Case green e Mes: Meloni torna a sfidare l’Ue
Il ‘premier time’ di mercoledì, il primo da quando è a Palazzo Chigi, è stata l’occasione perfetta per un secco uno-due contro l’Ue. Tanto per cominciare sulla direttiva in materia di case green, tacciando la scelta del Parlamento europeo come «irragionevole e mossa da un approccio ideologico». Con incluso avvertimento finale in salsa patriottica: l’esecutivo continuerà «a battersi per difendere gli interessi dei cittadini e della nazione». Ma il pugno duro Meloni lo ha sfoderato soprattutto contro il Mes.
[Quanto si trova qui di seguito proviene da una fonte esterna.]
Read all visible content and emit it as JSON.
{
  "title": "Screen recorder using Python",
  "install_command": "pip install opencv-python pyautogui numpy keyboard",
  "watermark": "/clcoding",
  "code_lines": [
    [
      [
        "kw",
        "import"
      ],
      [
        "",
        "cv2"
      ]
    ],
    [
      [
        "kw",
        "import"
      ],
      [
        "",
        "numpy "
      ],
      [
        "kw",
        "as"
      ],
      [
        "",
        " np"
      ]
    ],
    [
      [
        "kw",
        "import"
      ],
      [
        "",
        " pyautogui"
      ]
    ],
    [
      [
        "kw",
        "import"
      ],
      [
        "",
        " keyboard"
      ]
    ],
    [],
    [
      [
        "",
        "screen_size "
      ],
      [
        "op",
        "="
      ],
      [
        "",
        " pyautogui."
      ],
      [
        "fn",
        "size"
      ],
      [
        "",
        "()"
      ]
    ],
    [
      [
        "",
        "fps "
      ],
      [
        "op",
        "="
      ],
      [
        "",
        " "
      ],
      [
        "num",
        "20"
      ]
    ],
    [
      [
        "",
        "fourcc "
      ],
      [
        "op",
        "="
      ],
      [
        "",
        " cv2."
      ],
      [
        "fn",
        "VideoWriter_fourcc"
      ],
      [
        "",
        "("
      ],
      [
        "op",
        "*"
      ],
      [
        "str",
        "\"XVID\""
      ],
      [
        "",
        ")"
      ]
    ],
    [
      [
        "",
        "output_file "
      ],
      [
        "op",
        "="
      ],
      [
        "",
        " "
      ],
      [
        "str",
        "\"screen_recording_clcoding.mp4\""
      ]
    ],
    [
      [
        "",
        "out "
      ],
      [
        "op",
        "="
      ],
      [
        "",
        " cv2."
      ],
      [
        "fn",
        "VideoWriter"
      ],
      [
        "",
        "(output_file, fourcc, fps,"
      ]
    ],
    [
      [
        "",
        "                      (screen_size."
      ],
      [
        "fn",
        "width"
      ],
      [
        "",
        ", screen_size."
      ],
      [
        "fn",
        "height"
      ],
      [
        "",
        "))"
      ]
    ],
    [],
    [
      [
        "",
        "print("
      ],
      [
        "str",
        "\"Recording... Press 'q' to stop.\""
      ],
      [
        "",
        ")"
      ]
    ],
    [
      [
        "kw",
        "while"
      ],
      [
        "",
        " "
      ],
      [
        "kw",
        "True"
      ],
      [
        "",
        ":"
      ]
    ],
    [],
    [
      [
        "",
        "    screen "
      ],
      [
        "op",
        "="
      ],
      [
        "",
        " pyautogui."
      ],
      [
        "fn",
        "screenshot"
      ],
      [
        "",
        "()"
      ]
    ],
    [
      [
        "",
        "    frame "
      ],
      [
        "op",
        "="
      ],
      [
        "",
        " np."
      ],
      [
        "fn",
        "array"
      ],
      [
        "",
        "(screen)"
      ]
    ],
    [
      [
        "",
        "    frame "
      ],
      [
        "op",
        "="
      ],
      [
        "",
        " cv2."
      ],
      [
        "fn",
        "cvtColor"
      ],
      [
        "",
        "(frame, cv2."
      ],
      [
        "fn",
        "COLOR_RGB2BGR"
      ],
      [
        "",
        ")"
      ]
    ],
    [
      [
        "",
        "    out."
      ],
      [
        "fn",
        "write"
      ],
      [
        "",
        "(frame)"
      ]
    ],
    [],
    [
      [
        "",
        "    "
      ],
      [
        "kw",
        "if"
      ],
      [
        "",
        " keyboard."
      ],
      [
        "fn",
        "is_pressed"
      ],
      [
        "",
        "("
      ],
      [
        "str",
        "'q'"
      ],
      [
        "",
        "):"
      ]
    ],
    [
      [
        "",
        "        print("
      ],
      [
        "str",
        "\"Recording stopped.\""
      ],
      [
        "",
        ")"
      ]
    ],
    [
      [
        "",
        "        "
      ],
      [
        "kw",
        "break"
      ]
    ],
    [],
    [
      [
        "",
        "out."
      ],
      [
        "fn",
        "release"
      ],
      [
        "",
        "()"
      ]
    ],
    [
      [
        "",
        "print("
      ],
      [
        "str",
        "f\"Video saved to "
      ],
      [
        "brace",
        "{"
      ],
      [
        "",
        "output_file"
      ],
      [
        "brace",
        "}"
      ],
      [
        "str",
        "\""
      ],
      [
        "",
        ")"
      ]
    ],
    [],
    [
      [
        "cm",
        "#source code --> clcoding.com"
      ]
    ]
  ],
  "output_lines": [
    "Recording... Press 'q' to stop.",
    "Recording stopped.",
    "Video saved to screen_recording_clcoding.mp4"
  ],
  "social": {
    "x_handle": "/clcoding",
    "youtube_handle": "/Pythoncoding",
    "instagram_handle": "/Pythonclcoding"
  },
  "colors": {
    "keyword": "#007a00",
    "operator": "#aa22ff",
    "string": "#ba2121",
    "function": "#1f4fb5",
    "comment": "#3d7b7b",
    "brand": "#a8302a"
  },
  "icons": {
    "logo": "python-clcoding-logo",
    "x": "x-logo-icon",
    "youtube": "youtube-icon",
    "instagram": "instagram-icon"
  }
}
Sull’annosa questione della ratifica del trattato istitutivo del fondo salva Stati, l’esecutivo targato Meloni ha preso tempo sin dall’inizio (lo stesso ministro dell’Economia Giancarlo Giorgetti si era messo in stand by aspettando le mosse della Germania). Mercoledì invece la premier ha scritto la parola fine su questo capitolo: «Con me al governo l’Italia non accederà mai al Mes». E poi ancora: «Il governo ha ricevuto dal Parlamento il mandato a non ratificare la riforma del Mes in assenza di un quadro chiaro regolatorio europeo in materia di governance, di patto stabilità ma anche in materia bancaria». Insomma, due messaggi all’Ue e poco concilianti. Il primo, infatti, è di chiusura totale, mentre il secondo lascia presagire un più diplomatico do ut des. Che, comunque, rientra nella postura e narrazione care ai Fratelli d’Italia del mai in Europa col cappello in mano.
L’affronto ai figli di coppie omogenitoriali
Che la premier abbia preso coraggio, complice di certo una maggiore confidenza con la macchina governativa, lo dimostra pure il recente stop al regolamento Ue per il riconoscimento dei diritti dei figli di coppie gay, il cosiddetto certificato di filiazione. Il no a Bruxelles, infatti, è arrivato il 14 marzo scorso col voto del centrodestra a una risoluzione presentata dal senatore FdI Giulio Terzi di Sant’Agata in commissione Politiche europee. Una questione che va letta sicuramente in chiave interna, oltre che in quella del perenne confronto-scontro con l’Ue. Sì, perché si tratta di una presa di posizione che consente al partito di maggioranza di battere su un tema sensibile per il suo elettorato e cioè il cosiddetto utero in affitto. Oltre che, naturalmente, non lasciare praterie alla Lega. Il senatore del Carroccio Claudio Borghi, non a caso, si era fatto trovare pronto: «Volendo, qualche ‘europazzia’ può essere fermata muovendosi per tempo», aveva infatti commentato a caldo nel corso di una diretta Twitter.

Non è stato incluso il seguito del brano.